John Terry doesn’t escape my wrath either.

No words are more pathetic than those of stand-in skipper Frank Lampard who insists: “We all want John to lift the cup with us on the winner’s rostrum.”

Terry is suspended, of course, because of his senseless, shameful sending-off in Barcelona when the heroic 10 men held out against all the odds. Terry should be sent to Coventry. Not Munich.

It is well documented how Terry has abused the office of England captain.

And he stands trial in July over alleged racist abuse, which has torn the dressing-room apart.

So much for a happy, harmonious England in Euro 2012.

Pardon my cynicism – but that is the real reason why Rio Ferdinand has been dropped from the squad. And I don’t care what Woy says.

Opinion is divided, too, here in Weymouth.

The Terras’ self-styled Gary Neville, the one and only Mickey Greeno (thank God there is not another) says: “No I don’t agree. I want a British club to win.”

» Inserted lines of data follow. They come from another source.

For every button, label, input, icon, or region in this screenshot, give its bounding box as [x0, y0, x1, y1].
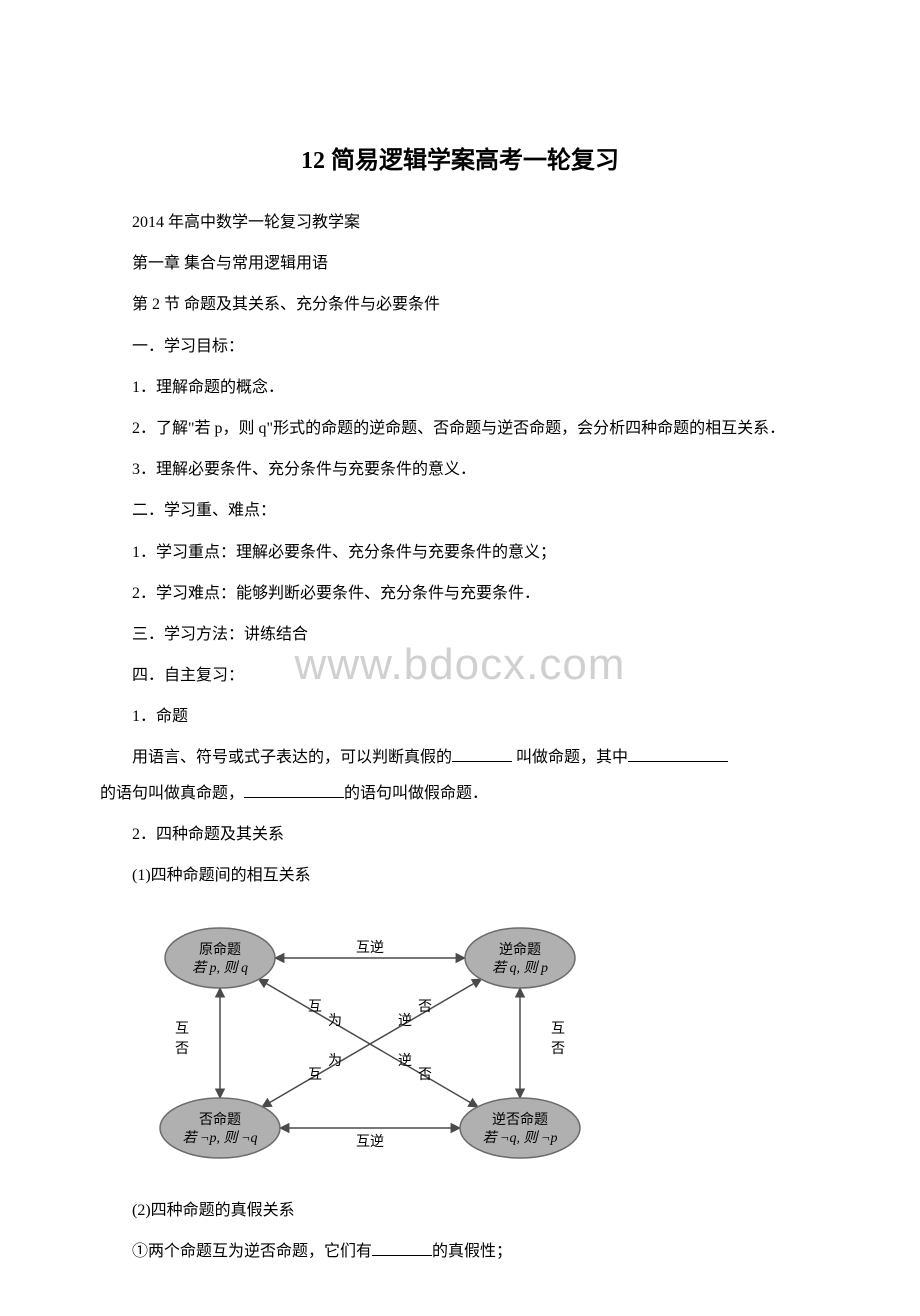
truth-relation-1: ①两个命题互为逆否命题，它们有 的真假性；	[100, 1234, 820, 1269]
svg-text:若 p, 则 q: 若 p, 则 q	[192, 960, 248, 976]
svg-text:互: 互	[551, 1022, 565, 1037]
fill-blank-1	[452, 746, 512, 762]
svg-text:原命题: 原命题	[199, 941, 241, 958]
fill-blank-3	[244, 782, 344, 798]
svg-text:互: 互	[308, 1000, 322, 1015]
fill-blank-2	[628, 746, 728, 762]
svg-text:互逆: 互逆	[356, 940, 384, 956]
def-part-4: 的语句叫做假命题．	[344, 785, 488, 802]
page-title: 12 简易逻辑学案高考一轮复习	[100, 140, 820, 175]
document-content: 12 简易逻辑学案高考一轮复习 2014 年高中数学一轮复习教学案 第一章 集合…	[100, 140, 820, 1270]
item-1-proposition: 1．命题	[100, 699, 820, 734]
fill-blank-4	[372, 1240, 432, 1256]
goal-2: 2．了解"若 p，则 q"形式的命题的逆命题、否命题与逆否命题，会分析四种命题的…	[100, 411, 820, 446]
heading-method: 三．学习方法：讲练结合	[100, 617, 820, 652]
svg-text:逆否命题: 逆否命题	[492, 1111, 548, 1128]
heading-key-difficulties: 二．学习重、难点：	[100, 493, 820, 528]
svg-text:若 ¬q, 则 ¬p: 若 ¬q, 则 ¬p	[483, 1130, 558, 1146]
line-section: 第 2 节 命题及其关系、充分条件与必要条件	[100, 287, 820, 322]
svg-text:若 q, 则 p: 若 q, 则 p	[492, 960, 548, 976]
key-2: 2．学习难点：能够判断必要条件、充分条件与充要条件．	[100, 576, 820, 611]
svg-text:为: 为	[328, 1013, 342, 1029]
proposition-definition: 用语言、符号或式子表达的，可以判断真假的 叫做命题，其中 的语句叫做真命题， 的语…	[100, 740, 820, 810]
tr1-part-b: 的真假性；	[432, 1243, 512, 1260]
sub-2-truth-relations: (2)四种命题的真假关系	[100, 1193, 820, 1228]
svg-text:为: 为	[328, 1053, 342, 1069]
svg-text:否: 否	[551, 1042, 565, 1057]
svg-text:否: 否	[418, 1000, 432, 1015]
def-part-2: 叫做命题，其中	[512, 749, 628, 766]
svg-text:逆: 逆	[398, 1013, 412, 1029]
proposition-relation-diagram: 互逆互逆互否互否互为逆否否逆为互原命题若 p, 则 q逆命题若 q, 则 p否命…	[140, 913, 820, 1173]
def-part-1: 用语言、符号或式子表达的，可以判断真假的	[132, 749, 452, 766]
goal-1: 1．理解命题的概念．	[100, 370, 820, 405]
svg-text:否: 否	[175, 1042, 189, 1057]
svg-text:若 ¬p, 则 ¬q: 若 ¬p, 则 ¬q	[183, 1130, 258, 1146]
line-chapter: 第一章 集合与常用逻辑用语	[100, 246, 820, 281]
sub-1-relations: (1)四种命题间的相互关系	[100, 858, 820, 893]
line-intro-year: 2014 年高中数学一轮复习教学案	[100, 205, 820, 240]
def-part-3: 的语句叫做真命题，	[100, 785, 244, 802]
goal-2-text: 2．了解"若 p，则 q"形式的命题的逆命题、否命题与逆否命题，会分析四种命题的…	[132, 420, 785, 437]
svg-text:否: 否	[418, 1068, 432, 1083]
svg-text:互: 互	[175, 1022, 189, 1037]
svg-text:逆命题: 逆命题	[499, 941, 541, 958]
goal-3: 3．理解必要条件、充分条件与充要条件的意义．	[100, 452, 820, 487]
item-2-four-propositions: 2．四种命题及其关系	[100, 817, 820, 852]
svg-text:互: 互	[308, 1068, 322, 1083]
diagram-svg: 互逆互逆互否互否互为逆否否逆为互原命题若 p, 则 q逆命题若 q, 则 p否命…	[140, 913, 600, 1173]
key-1: 1．学习重点：理解必要条件、充分条件与充要条件的意义；	[100, 535, 820, 570]
heading-self-review: 四．自主复习：	[100, 658, 820, 693]
tr1-part-a: ①两个命题互为逆否命题，它们有	[132, 1243, 372, 1260]
svg-text:逆: 逆	[398, 1053, 412, 1069]
svg-text:互逆: 互逆	[356, 1134, 384, 1150]
heading-learning-goals: 一．学习目标：	[100, 329, 820, 364]
svg-text:否命题: 否命题	[199, 1111, 241, 1128]
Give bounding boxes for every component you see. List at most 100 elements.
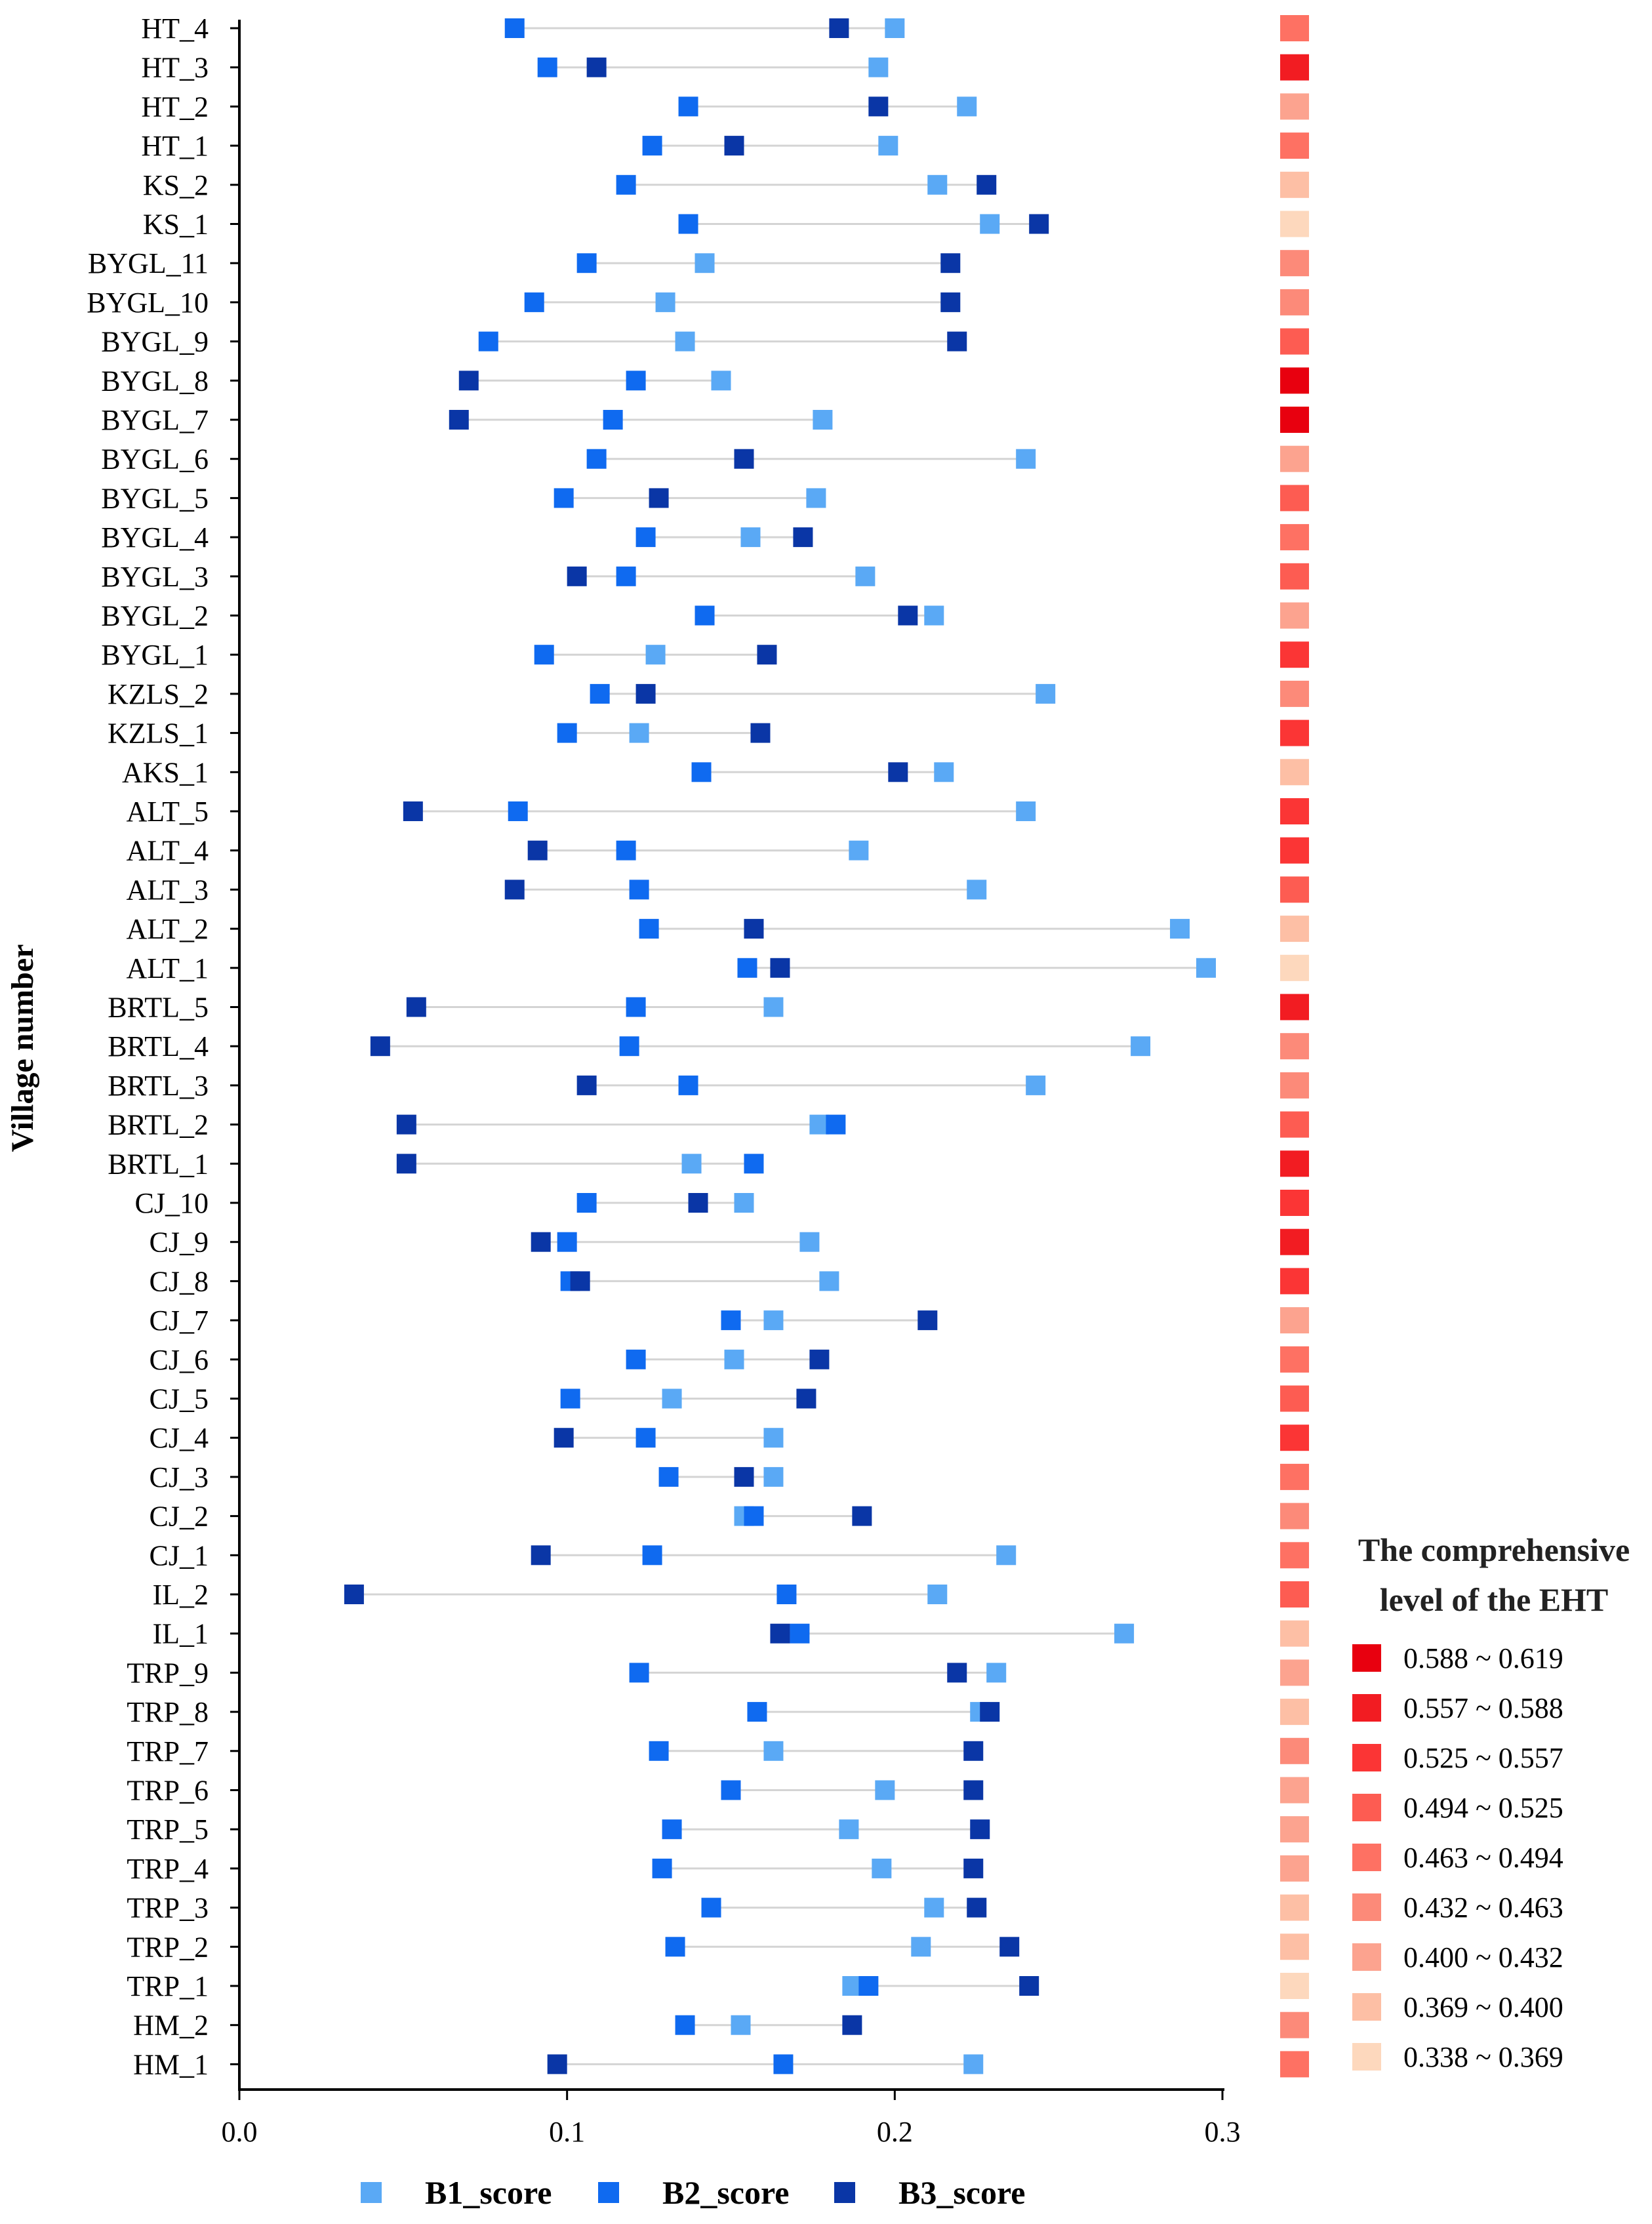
y-tick-label: HM_2 (133, 2010, 209, 2042)
point-b3-score-bygl-5 (649, 488, 669, 508)
point-b2-score-trp-2 (665, 1937, 685, 1957)
point-b2-score-trp-6 (721, 1780, 741, 1800)
y-tick-label: ALT_4 (127, 835, 209, 867)
point-b3-score-cj-1 (531, 1545, 551, 1566)
eht-level-square-ht-4 (1280, 15, 1309, 41)
y-tick-label: IL_1 (152, 1618, 209, 1650)
point-b1-score-bygl-3 (855, 566, 876, 586)
y-tick-label: BRTL_4 (108, 1030, 209, 1062)
point-b3-score-bygl-10 (940, 292, 961, 312)
eht-level-square-cj-5 (1280, 1385, 1309, 1412)
eht-level-square-brtl-2 (1280, 1111, 1309, 1138)
eht-legend-label: 0.369 ~ 0.400 (1403, 1991, 1563, 2023)
point-b2-score-cj-3 (658, 1466, 679, 1487)
point-b3-score-trp-7 (963, 1741, 984, 1761)
point-b1-score-brtl-4 (1131, 1036, 1151, 1057)
x-tick-label: 0.2 (877, 2116, 913, 2148)
point-b3-score-brtl-1 (396, 1154, 416, 1174)
series-legend: B1_score B2_score B3_score (361, 2174, 1025, 2211)
eht-level-square-cj-6 (1280, 1346, 1309, 1373)
point-b2-score-trp-5 (662, 1819, 682, 1840)
eht-level-square-kzls-2 (1280, 680, 1309, 707)
point-b1-score-ht-3 (868, 57, 889, 77)
point-b3-score-bygl-11 (940, 253, 961, 273)
point-b1-score-brtl-3 (1026, 1075, 1046, 1095)
y-tick-label: BYGL_5 (101, 482, 209, 514)
y-tick-label: BYGL_1 (101, 639, 209, 671)
point-b1-score-bygl-4 (740, 527, 761, 548)
point-b3-score-brtl-3 (576, 1075, 597, 1095)
eht-legend-label: 0.525 ~ 0.557 (1403, 1742, 1563, 1774)
point-b3-score-cj-7 (917, 1310, 938, 1331)
point-b2-score-bygl-7 (603, 410, 623, 430)
eht-level-square-hm-2 (1280, 2012, 1309, 2038)
eht-level-square-trp-8 (1280, 1699, 1309, 1726)
y-tick-label: TRP_3 (127, 1892, 209, 1924)
eht-level-square-bygl-9 (1280, 328, 1309, 355)
point-b3-score-ks-2 (977, 174, 997, 195)
y-tick-label: BYGL_2 (101, 600, 209, 632)
point-b3-score-bygl-7 (449, 410, 469, 430)
eht-level-square-bygl-8 (1280, 367, 1309, 394)
point-b1-score-trp-4 (872, 1858, 892, 1878)
eht-level-square-alt-2 (1280, 916, 1309, 942)
eht-legend-label: 0.494 ~ 0.525 (1403, 1792, 1563, 1824)
point-b2-score-brtl-2 (826, 1114, 846, 1135)
point-b2-score-cj-2 (744, 1506, 764, 1526)
point-b2-score-bygl-1 (534, 645, 554, 665)
eht-legend-label: 0.463 ~ 0.494 (1403, 1842, 1563, 1874)
eht-level-square-ks-1 (1280, 211, 1309, 237)
point-b3-score-trp-5 (970, 1819, 990, 1840)
point-b1-score-trp-6 (875, 1780, 895, 1800)
point-b3-score-ht-2 (868, 96, 889, 117)
y-tick-label: ALT_5 (127, 796, 209, 828)
eht-level-square-trp-5 (1280, 1816, 1309, 1843)
point-b2-score-trp-4 (652, 1858, 672, 1878)
point-b2-score-kzls-2 (590, 683, 610, 704)
point-b1-score-ks-1 (980, 214, 1000, 234)
point-b2-score-ht-4 (504, 18, 525, 38)
y-tick-label: TRP_6 (127, 1775, 209, 1807)
y-tick-label: BRTL_2 (108, 1109, 209, 1141)
point-b1-score-alt-2 (1170, 919, 1190, 939)
point-b2-score-cj-7 (721, 1310, 741, 1331)
data-marks (344, 18, 1217, 2074)
point-b3-score-bygl-4 (793, 527, 813, 548)
point-b3-score-cj-5 (796, 1388, 816, 1409)
y-tick-label: BYGL_6 (101, 443, 209, 475)
point-b2-score-il-1 (790, 1623, 810, 1644)
legend-swatch-b2-score (598, 2182, 619, 2203)
x-tick-label: 0.0 (222, 2116, 258, 2148)
point-b1-score-trp-5 (839, 1819, 859, 1840)
point-b1-score-trp-2 (911, 1937, 931, 1957)
point-b3-score-bygl-1 (757, 645, 777, 665)
point-b1-score-ht-4 (885, 18, 905, 38)
point-b2-score-cj-10 (576, 1193, 597, 1213)
eht-legend-swatch (1352, 1993, 1381, 2021)
point-b3-score-alt-4 (527, 840, 548, 860)
point-b3-score-bygl-8 (458, 371, 479, 391)
point-b1-score-hm-2 (731, 2015, 751, 2035)
point-b3-score-trp-3 (967, 1897, 987, 1918)
point-b1-score-bygl-9 (675, 331, 695, 352)
eht-level-square-alt-5 (1280, 798, 1309, 824)
y-tick-label: CJ_10 (135, 1187, 209, 1219)
eht-level-square-bygl-11 (1280, 250, 1309, 277)
point-b1-score-bygl-8 (711, 371, 731, 391)
point-b2-score-bygl-5 (554, 488, 574, 508)
point-b2-score-brtl-4 (619, 1036, 639, 1057)
point-b1-score-il-2 (927, 1585, 948, 1604)
point-b2-score-ks-1 (678, 214, 698, 234)
eht-legend-swatch (1352, 1943, 1381, 1971)
eht-level-square-brtl-4 (1280, 1033, 1309, 1060)
y-tick-label: BYGL_9 (101, 326, 209, 358)
y-tick-label: HT_1 (141, 130, 209, 162)
point-b1-score-cj-4 (763, 1428, 784, 1448)
y-tick-label: CJ_3 (150, 1461, 209, 1493)
point-b2-score-alt-1 (737, 958, 757, 978)
legend-label-b3-score: B3_score (898, 2174, 1025, 2211)
point-b2-score-cj-1 (642, 1545, 662, 1566)
point-b1-score-bygl-2 (924, 605, 944, 626)
eht-level-square-cj-1 (1280, 1542, 1309, 1569)
eht-level-square-ht-3 (1280, 54, 1309, 81)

He is still crying in his sleep after United lost the title and adds: “I may be United through and through but it won’t stop me cheering on Chelsea on Saturday.”

Security guard Mark from the Ally Gardens and a big Liverpool fans says: “Abramovich doesn’t care about Chelsea. Only himself. That’s why foreign ownership of our clubs is all wrong. And at Liverpool how we have suffered because of it.

“Even if Chelsea pull it off he will sack Di Matteo because he is not high-profile enough. Or he might get a season before Guardiola is ready.”

No one is more proud to be British than me. I cheered Celtic on in 1967. United in 1968. And Liverpool in the glory years of Paisley. And Stevie G more recently in Istanbul.

But Abramovich in Munich on Saturday? No thank you.